Without diving too deep into the sometimes complex mathematical background of the algorithms the following section gives you an overview of the message digest technology. Message digests (aka checksums) are cryptographic hash functions which always return the same binary value for a fixed set of data (determinism). If two digest calculations return different results then the processed data sets must be different. The hash result is usually represented by a hexadecimal string of fixed length and can be stored e.g. based on the GNU or BSD file format.
MD5 example (hexadecimal result):
23176e28d47e61777f6d246e459b795d
The most commonly used MD5 checksums always consist of a total of 16 single binary values (bytes), the generated hexadecimal strings are therefore 32 characters long. The input data can have arbitrary lengths while the results always have a fixed length. This is especially useful when digests are stored into a database or cache because the space needed can be accurately determined. The digest calculation can be based on different techniques called algorithms. The algorithms can be classified by their characteristic calculation result lengths.
Hash functions are used for many purposes. While they are deployed to ensure data integrity on the file level, hash functions particularly can be used for the encoding of passwords for operating systems and databases. In order to avoid the storage of plain-text passwords on insecure hard disks, the hash results are stored instead. The original passwords cannot be reconstructed from the message digests if algorithms like RIPEMD-160 are used which are known to be secure.

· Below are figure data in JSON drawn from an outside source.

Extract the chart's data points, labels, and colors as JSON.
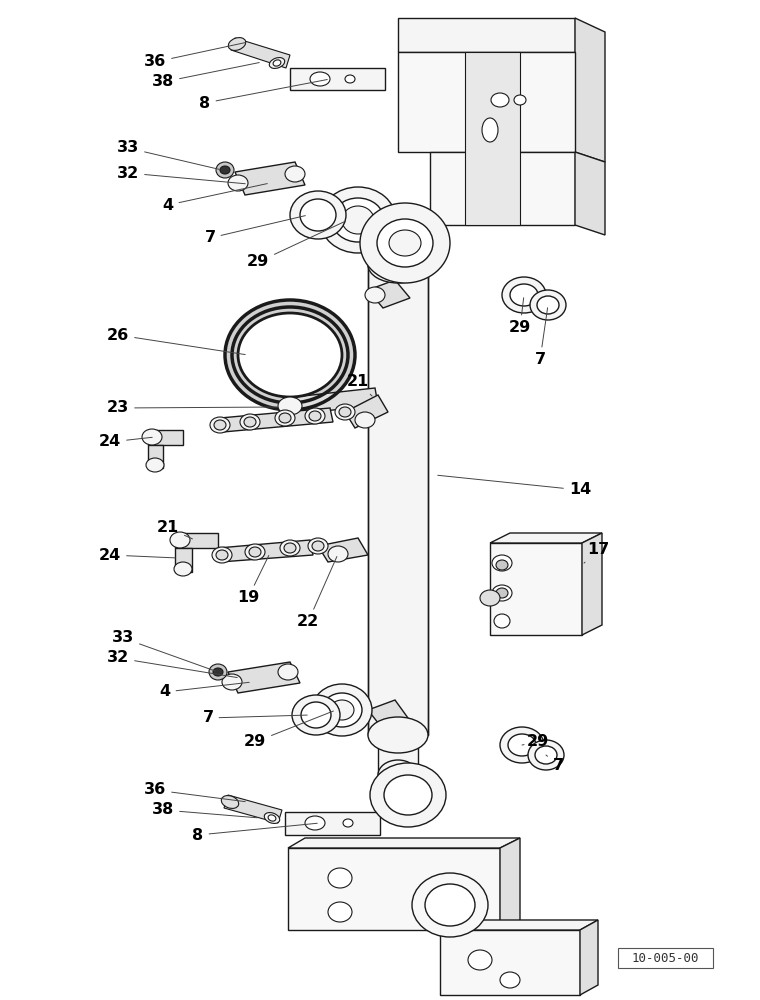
{
  "background_color": "#ffffff",
  "line_color": "#1a1a1a",
  "fill_light": "#f5f5f5",
  "fill_medium": "#e0e0e0",
  "fill_dark": "#c8c8c8",
  "diagram_code": "10-005-00",
  "labels": [
    [
      "36",
      155,
      62
    ],
    [
      "38",
      163,
      82
    ],
    [
      "8",
      205,
      103
    ],
    [
      "33",
      128,
      148
    ],
    [
      "32",
      128,
      173
    ],
    [
      "4",
      168,
      205
    ],
    [
      "7",
      210,
      238
    ],
    [
      "29",
      258,
      262
    ],
    [
      "26",
      118,
      335
    ],
    [
      "21",
      358,
      382
    ],
    [
      "23",
      118,
      408
    ],
    [
      "24",
      110,
      442
    ],
    [
      "14",
      580,
      490
    ],
    [
      "29",
      520,
      328
    ],
    [
      "7",
      540,
      360
    ],
    [
      "17",
      598,
      550
    ],
    [
      "21",
      168,
      528
    ],
    [
      "24",
      110,
      555
    ],
    [
      "19",
      248,
      598
    ],
    [
      "22",
      308,
      622
    ],
    [
      "33",
      123,
      638
    ],
    [
      "32",
      118,
      658
    ],
    [
      "4",
      165,
      692
    ],
    [
      "7",
      208,
      718
    ],
    [
      "29",
      255,
      742
    ],
    [
      "29",
      538,
      742
    ],
    [
      "7",
      558,
      765
    ],
    [
      "36",
      155,
      790
    ],
    [
      "38",
      163,
      810
    ],
    [
      "8",
      198,
      835
    ]
  ]
}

The following table shows the algorithms supported by the current Digester version. The list also shows the lengths of the respective calculation results in bytes and the typical time consumption (in seconds) to calculate a reference file of approximately 4 gigabytes. The following sections provide guidance on which algorithm to use and how the Digester software can be effectively deployed to ensure data integrity on the file level.
Algorithm | Bytes | t/s | Comments |
---|---|---|---|
MD2 | 16 | 1423 | Designed for 8-bit computers |
MD4 | 16 | 219 | Used for password hashes for Windows |
MD5 | 16 | 63 | The most common algorithm besides SHA-1 |
RIPEMD-128 | 16 | 74 | Based on principles of MD4 |
RIPEMD-160 | 20 | 100 | Used within OpenPGP |
RIPEMD-256 | 32 | 74 | Variant of RIPEMD-128 |
RIPEMD-320 | 40 | 94 | Variant of RIPEMD-128 |
SHA-1 | 20 | 107 | Very often used, developed by the NSA |
SHA-224 | 28 | 136 | Developed by der NSA |
SHA-256 | 32 | 139 | Developed by der NSA |
SHA-384 | 48 | 311 | Developed by der NSA |
SHA-512 | 64 | 310 | Developed by der NSA |
Tiger-192 | 24 | 291 | Designed for 64-bit computers, e.g. Gnutella file sharing |
Whirlpool | 64 | 2082 | Based on principles of AES |
Regarding the shown typical time consumption values please note that the Digester software
is able to calculate arbitrary algorithms simultaneously by utilizing a specific multiplexing
technique. The input data is only read once. This allows to calculate multiple algorithms
very efficiently. Since modern computers often lack fast hard disks while the calculations do
not really challenge modern CPUs, the calculation and checking of digests can be done very
efficiently with the Digester software. This makes the software ideal especially for the
processing of large amounts of data while the number of simultaneously used algorithms has
only little impact on the overall performance.
In the following sections the terms original files and digest files are used. Original files are those files for which the digests and signatures have been generated for. These files can be found on FTP servers or are created by backup software. Message digest files contain the digests that have been calculated for the original files. When comparing the digests from the digest files with the calculated digests e.g. after the download, deviations can be identified that indicate transmission errors or manipulated data.